Отец накрыл ребёнка брезентовым плащом. Дождь, который до этого был мокрым, стал сухим, но тяжёлым. Он стучал по плащу часто, промежутков между каплями было не различить.
Темнота накрыла и овраг, и лес, и озеро. Разверзлись хляби небесные. Отец взял ребёнка на плечо и понёс. Они плыли в темноте, темно было везде и вокруг, по сторонам и сверху. Снизу тоже было темно, там тоже ничего не было. Вокруг была — бездна, и тьма над бездною, и дух, неведомый дух носился над ними. В пространстве они перемещались. Но во времени — нет. Время исчезло.
8. На островах Леты
Кто видел Лету, кого несли её недвижные воды, Лету без волн, её чёрно-чёрно-синий цвет, кто слышал тишину, где не бывает ветра, не колышется воздух, разве тот расскажет? Нет. Там — отдых, там успокаиваются души, и оттуда не возвращаются. Вечная песнь покоя там заменяет и рвущуюся нить любви, и трепыхающуюся жажду быть понятым, желание раствориться в другом, все остальные хочу; покой — вот пристань, к которой тянутся все дороги, стремится всё живое. Оттуда не возвращаются. Желающих, увы, нет.
Река и вправду была, река без берегов, без начала и без конца. В неподвижном чёрном зеркале, едва отдающем синевой угадывалась глубина, которую не хотелось мерить. Или это — океан, где всегда безветрие и тишь, а на его островах успокаиваются заблудшие души? Острова смахивали на кувшинки, без камней, пальм или платанов, то бишь чинар — подстилочки для сиденья, и только.
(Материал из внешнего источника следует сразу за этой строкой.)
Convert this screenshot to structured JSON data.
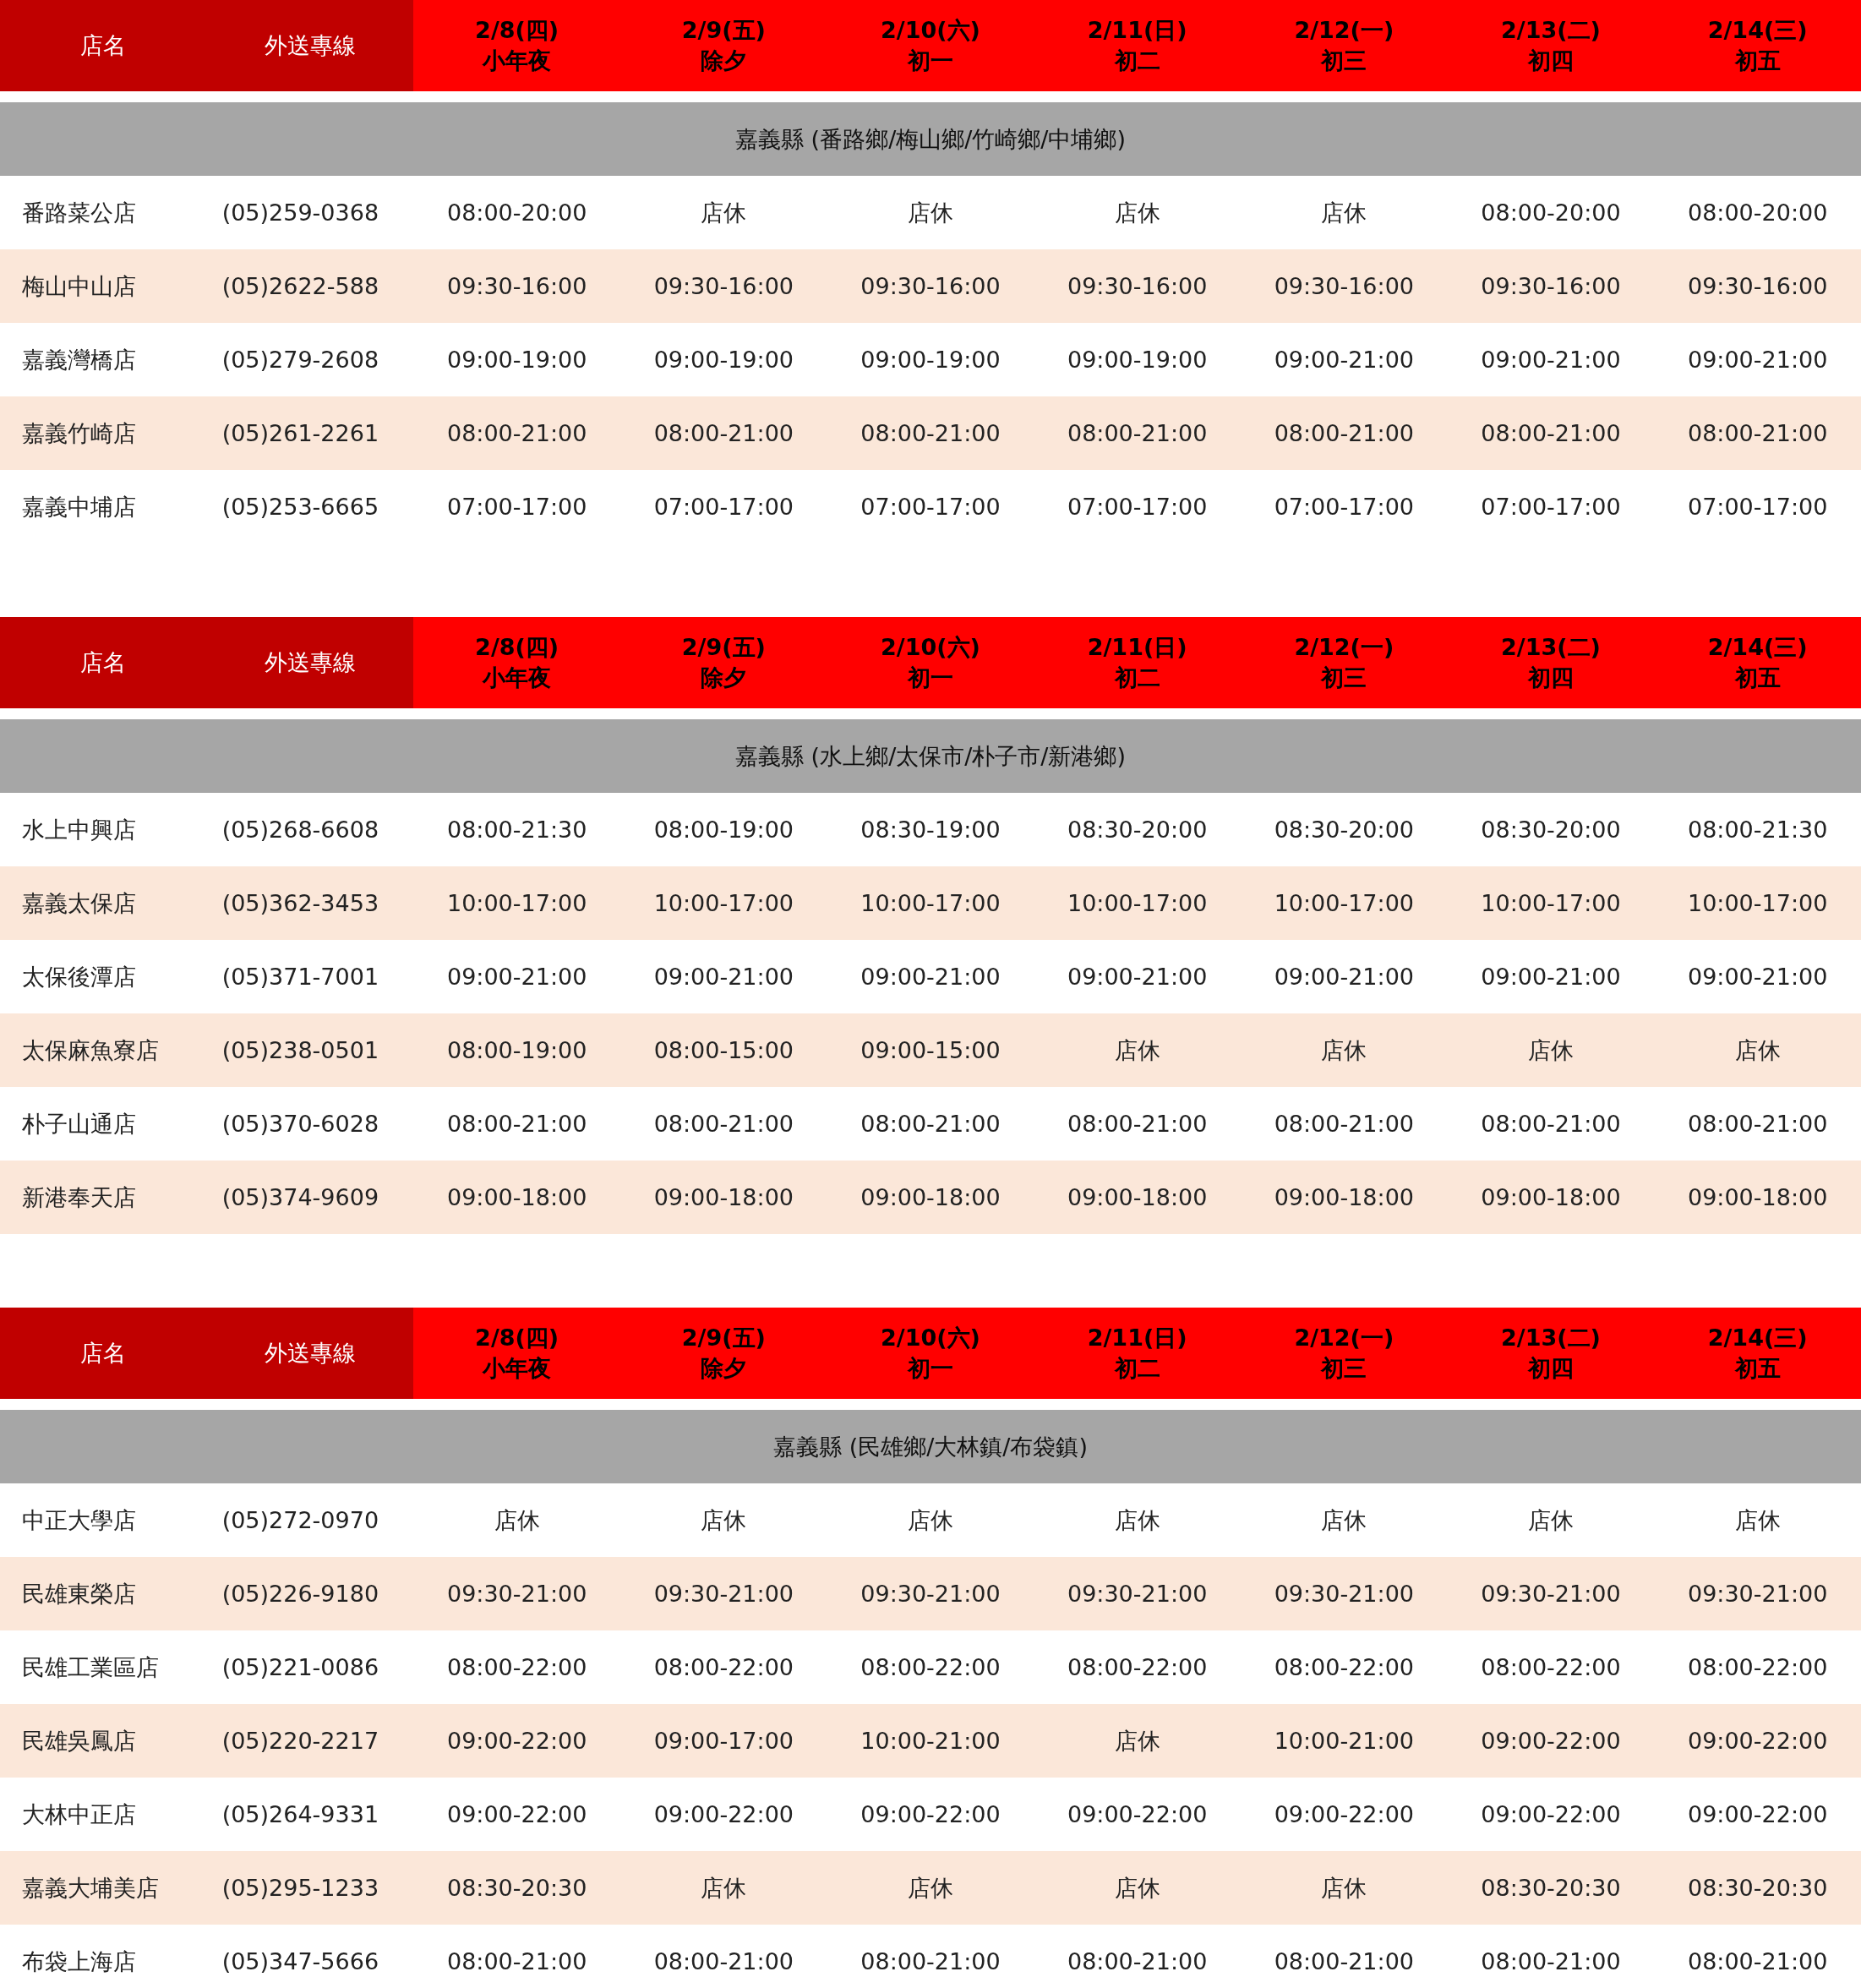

И вот Прима начал рисовать на этих островах людей, острова было три, на самом дальнем из них появился он, художник, угадывалась его фигура, хотя это мог быть и Иисус Христос, мы с Ноо облегчённо вздохнули, когда под человеком, или богом, остров-лист не прогнулся, выдержал тяжесть; на другом кружке Прима поместил двоих, и это были мы с Ноо, как двое пьянчуг, придерживали мы друг друга и удерживались на ногах едва, а на самой ближней кувшинке разместилась Лиза, и её руки, прижатые к груди, согнутая спина давали ясно понять, что она всё потеряла, а когда Прима пририсовал всем по очереди глаза, глазки, которые светились слабым жёлтым светом, картина стала завораживать, посмотришь на неё, и тут же ложишься на кровать, глядишь в потолок, до тех пор, пока не заснёшь, а если спать не хочется, то лежишь, очумелый, то ли покой свалился на тебя, то ли в организме замедлилось движение молекул и атомов.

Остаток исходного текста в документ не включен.